Kleyman Michael, Sefer Emre, Nicola Teodora, Espinoza Celia, Chhabra Divya, Hagood James S, Kaminski Naftali, Ambalavanan Namasivayam, Bar-Joseph Ziv
Machine Learning and Computational Biology, School of Computer Science, Carnegie Mellon University, Pittsburgh, United States.
Division of Neonatology, Department of Pediatrics, University of Alabama at Birmingham, Birmingham, United States.
Elife. 2017 Jan 26;6:e18541. doi: 10.7554/eLife.18541.

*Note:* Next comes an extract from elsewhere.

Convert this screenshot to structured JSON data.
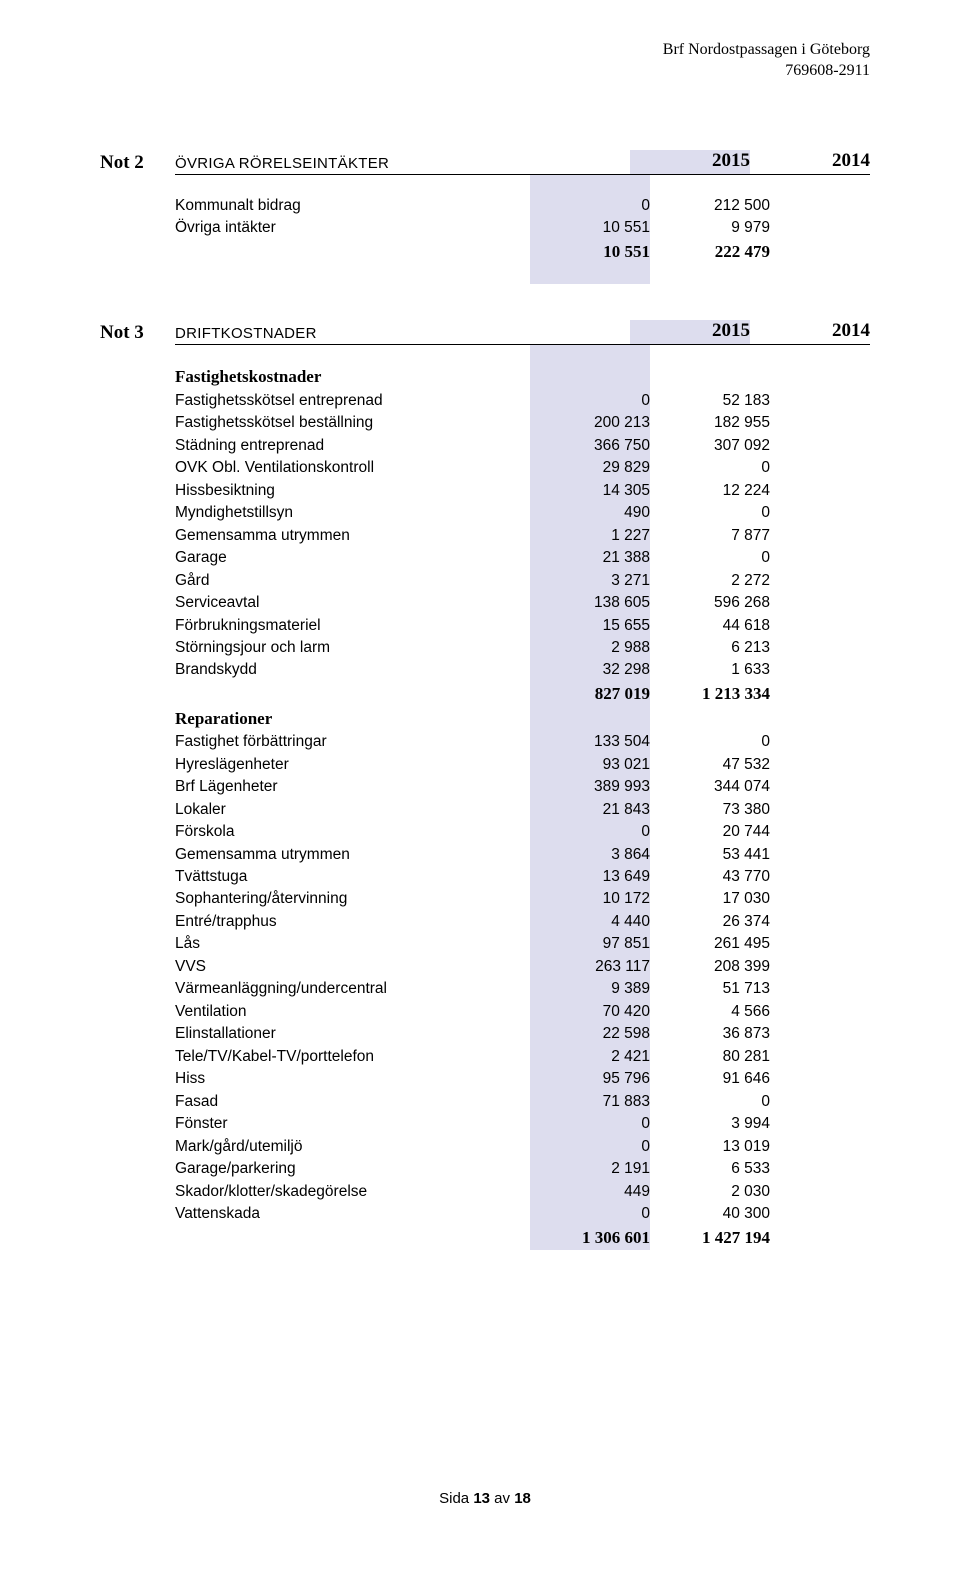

Biological systems are increasingly being studied by high throughput profiling of molecular data over time. Determining the set of time points to sample in studies that profile several different types of molecular data is still challenging. Here we present the Time Point Selection () method that solves this combinatorial problem in a principled and practical way. utilizes expression data from a small set of genes sampled at a high rate. As we show by applying to study mouse lung development, the points selected by can be used to reconstruct an accurate representation for the expression values of the non selected points. Further, even though the selection is only based on gene expression, these points are also appropriate for representing a much larger set of protein, miRNA and DNA methylation changes over time. TPS can thus serve as a key design strategy for high throughput time series experiments. Supporting Website: www.sb.cs.cmu.edu/TPS.
随着时间的推移,生物系统越来越多地通过分子数据的高通量分析来进行研究。在对几种不同类型的分子数据进行分析的研究中,确定采样的时间点集仍然具有挑战性。在这里,我们提出了时间点选择(TPS)方法,该方法以一种有原则且实用的方式解决了这个组合问题。TPS利用从一小部分以高频率采样的基因中获得的表达数据。正如我们通过应用TPS来研究小鼠肺部发育所表明的那样,TPS选择的时间点可用于重建未选择时间点的表达值的准确表示。此外,即使选择仅基于基因表达,这些时间点也同样适用于表示随着时间推移而发生的大量蛋白质、miRNA和DNA甲基化变化。因此,TPS可以作为高通量时间序列实验的关键设计策略。支持网站:www.sb.cs.cmu.edu/TPS 。